The code is structured for modularity and readability:

• Imports and Setup: Handles module checks/installs, imports (e.g., pymisp, requests), disables warnings, initializes queues/locks.
• Utility Functions: load_config (JSON parse), detect_hash_type (regex/length), detect_encoding (chardet), extract_hashes_from_directory (glob, CSV/txt parsing, stats).
• Cache Functions: check_cache, save_to_cache (SQLite ops).
• Service Functions: Individual search_<service> with verbose, timeouts, error handling (e.g., search_misp uses PyMISP.search).
• Workers: otx_worker, vt_worker (threaded queues with delays), start_<worker> (daemon threads).
• Tor Functions: start_tor (launch_tor_with_config, bootstrap check), stop_tor.
• Core Logic: process_hashes (mode-specific workflows), calculate_estimated_time (service-based math), get_summary_table (tabulate), get_vt_results_table.
• Main Block: Argparse, validation, MISP init, cache setup, mode dispatch, output.

Detailed Explanations

Hash Processing

• Extraction: From CSV (skip header, read rows) or TXT (regex for tagged/untagged hashes).

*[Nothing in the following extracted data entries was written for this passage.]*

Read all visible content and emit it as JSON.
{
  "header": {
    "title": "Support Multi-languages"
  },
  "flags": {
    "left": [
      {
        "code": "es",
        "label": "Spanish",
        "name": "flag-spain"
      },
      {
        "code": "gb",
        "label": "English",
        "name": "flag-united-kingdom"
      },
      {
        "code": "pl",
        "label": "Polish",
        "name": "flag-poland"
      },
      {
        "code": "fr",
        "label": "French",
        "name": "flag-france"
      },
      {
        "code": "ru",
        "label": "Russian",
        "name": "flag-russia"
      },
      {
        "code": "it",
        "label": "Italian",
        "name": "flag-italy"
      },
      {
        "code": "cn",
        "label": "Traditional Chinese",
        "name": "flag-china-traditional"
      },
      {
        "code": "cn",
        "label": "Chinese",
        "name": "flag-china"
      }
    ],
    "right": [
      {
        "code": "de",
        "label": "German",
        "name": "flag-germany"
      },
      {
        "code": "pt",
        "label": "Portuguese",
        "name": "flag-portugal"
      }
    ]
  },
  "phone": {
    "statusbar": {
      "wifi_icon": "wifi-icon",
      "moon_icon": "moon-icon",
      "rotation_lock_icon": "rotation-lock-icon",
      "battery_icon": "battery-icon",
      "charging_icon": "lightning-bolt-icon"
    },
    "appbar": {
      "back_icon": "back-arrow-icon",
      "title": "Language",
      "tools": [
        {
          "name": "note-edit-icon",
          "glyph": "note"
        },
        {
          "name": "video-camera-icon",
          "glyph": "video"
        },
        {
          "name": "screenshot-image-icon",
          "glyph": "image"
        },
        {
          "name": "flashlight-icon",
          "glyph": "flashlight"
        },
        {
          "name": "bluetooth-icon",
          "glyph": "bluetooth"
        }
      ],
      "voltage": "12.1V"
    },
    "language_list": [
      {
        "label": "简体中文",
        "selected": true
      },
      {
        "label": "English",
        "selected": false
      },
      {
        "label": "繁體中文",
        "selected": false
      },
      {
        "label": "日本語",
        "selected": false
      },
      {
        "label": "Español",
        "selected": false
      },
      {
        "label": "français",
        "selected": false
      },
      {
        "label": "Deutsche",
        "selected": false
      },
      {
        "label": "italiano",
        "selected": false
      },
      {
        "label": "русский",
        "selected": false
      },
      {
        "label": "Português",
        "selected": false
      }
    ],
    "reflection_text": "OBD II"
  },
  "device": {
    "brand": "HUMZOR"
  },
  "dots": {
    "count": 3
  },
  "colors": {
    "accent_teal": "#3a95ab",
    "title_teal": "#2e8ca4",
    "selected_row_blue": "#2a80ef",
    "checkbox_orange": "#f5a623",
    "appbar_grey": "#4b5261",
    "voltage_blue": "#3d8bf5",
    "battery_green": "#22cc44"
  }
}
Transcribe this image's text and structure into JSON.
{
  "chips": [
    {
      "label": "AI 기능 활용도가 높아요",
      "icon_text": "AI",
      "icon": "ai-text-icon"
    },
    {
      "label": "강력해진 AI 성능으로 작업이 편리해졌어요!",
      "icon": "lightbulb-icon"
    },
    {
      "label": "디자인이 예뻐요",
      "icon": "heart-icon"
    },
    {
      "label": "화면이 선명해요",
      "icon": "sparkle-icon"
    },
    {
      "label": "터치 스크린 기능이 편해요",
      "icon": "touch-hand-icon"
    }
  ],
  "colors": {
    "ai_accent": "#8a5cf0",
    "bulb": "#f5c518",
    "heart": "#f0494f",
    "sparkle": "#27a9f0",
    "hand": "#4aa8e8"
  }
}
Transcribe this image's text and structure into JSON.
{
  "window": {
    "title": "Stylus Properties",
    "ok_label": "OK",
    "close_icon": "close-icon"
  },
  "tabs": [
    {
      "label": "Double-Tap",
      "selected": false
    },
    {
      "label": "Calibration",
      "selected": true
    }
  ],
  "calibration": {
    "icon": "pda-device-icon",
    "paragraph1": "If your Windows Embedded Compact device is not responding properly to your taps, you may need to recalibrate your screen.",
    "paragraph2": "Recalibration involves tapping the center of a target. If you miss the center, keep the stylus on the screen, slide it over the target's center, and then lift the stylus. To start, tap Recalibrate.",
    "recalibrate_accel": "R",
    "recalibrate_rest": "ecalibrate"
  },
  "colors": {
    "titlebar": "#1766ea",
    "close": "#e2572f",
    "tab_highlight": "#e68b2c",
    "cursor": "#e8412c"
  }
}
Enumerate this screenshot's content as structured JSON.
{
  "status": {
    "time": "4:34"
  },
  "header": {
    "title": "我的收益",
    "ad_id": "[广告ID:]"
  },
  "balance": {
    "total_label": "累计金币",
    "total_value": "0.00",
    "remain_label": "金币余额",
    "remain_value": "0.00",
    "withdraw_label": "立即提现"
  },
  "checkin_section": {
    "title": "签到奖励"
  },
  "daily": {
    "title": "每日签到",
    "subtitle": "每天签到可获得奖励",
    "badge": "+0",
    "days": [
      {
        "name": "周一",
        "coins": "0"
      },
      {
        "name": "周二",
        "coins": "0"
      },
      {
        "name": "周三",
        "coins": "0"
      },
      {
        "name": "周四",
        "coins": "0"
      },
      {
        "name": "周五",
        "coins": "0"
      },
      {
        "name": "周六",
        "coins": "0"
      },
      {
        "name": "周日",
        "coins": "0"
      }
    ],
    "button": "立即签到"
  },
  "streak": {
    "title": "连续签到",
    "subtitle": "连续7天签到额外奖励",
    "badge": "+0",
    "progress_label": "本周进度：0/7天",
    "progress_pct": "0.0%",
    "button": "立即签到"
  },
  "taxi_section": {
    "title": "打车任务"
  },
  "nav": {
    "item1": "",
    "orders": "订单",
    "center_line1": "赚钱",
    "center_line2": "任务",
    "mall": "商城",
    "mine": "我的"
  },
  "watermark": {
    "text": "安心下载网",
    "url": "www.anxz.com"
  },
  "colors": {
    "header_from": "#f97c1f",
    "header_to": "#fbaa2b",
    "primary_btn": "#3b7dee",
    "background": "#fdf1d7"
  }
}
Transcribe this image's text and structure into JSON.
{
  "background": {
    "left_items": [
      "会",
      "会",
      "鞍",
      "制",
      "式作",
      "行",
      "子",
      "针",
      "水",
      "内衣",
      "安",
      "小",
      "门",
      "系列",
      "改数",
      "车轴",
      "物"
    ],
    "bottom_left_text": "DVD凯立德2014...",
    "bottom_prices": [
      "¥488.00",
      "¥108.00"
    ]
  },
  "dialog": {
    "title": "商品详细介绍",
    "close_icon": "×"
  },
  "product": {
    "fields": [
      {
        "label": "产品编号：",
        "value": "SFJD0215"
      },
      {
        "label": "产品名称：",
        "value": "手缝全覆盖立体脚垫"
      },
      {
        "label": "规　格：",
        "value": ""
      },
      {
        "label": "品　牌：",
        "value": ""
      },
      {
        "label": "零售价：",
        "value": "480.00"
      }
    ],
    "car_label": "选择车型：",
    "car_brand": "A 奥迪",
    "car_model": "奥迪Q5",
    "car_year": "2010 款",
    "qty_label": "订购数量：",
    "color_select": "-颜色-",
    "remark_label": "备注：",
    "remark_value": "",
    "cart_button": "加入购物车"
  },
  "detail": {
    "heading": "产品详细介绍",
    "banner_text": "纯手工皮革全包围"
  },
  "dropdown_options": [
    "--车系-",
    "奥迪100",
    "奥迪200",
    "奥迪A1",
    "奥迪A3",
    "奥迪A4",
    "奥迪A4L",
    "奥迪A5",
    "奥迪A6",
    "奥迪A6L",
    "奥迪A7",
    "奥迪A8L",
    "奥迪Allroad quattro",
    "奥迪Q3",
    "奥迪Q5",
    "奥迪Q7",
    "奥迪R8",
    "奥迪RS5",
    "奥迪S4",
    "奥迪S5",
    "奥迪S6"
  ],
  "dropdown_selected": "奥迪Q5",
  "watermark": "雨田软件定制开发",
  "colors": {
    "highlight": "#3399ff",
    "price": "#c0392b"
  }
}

Removes duplicates via sets, filters by --hash_type.
• Stats: Prints total, duplicates, unique.

Caching

• Table: hash (TEXT), hash_type (TEXT), result (JSON TEXT).
• Ops: INSERT OR REPLACE for updates.

Service Queries

• Common: Check config, verbose log, timeout=10s, return None on no result/error.
• MISP: Search attributes by value/type.
• Hashlookup: GET /lookup//, JSON if 200.
• OTX: GET /indicators/file/ with key, check for relevant data (pulses, AV, IDS, YARA).
• Kaspersky: GET /search/hash with key, return if not 'Clean'.
• VT: GET /files/ with random key, proxies if Tor.

Multithreading

• Queues: otx_queue, vt_queue (FIFO).
• Workers: Infinite loop: get item, query, save cache, sleep for rate limit.
• Locks: results_lock for thread-safe dict updates.

Output

• Logo: Pyfiglet 'small' font, centered info box.
• Tables: Tabulate with 'Yes/No' for presence.
• File: UTF-8 write, append VT if conditions met.

Advanced Topics

Customization

• Add Service: New search function, update process_hashes/services_to_search.
• Extend Cache: Add timestamps for expiration.

Troubleshooting

• Encoding Errors: Fallback to latin1.
• API Timeouts: Increase timeout in requests.
• Tor Failures: Check path, network; debug with stem logs.

Performance

• Estimated Time: Mode-specific (e.g., quick: sequential + VT confirm).
• Scaling: For 1000+ hashes, use extra mode to phase queries.

Conclusion

HybridHashScanner combines power and flexibility for hash analysis, with a focus on real-world usability. By following this Wiki, users can fully leverage its features for effective threat intelligence. Contributions welcome on GitHub!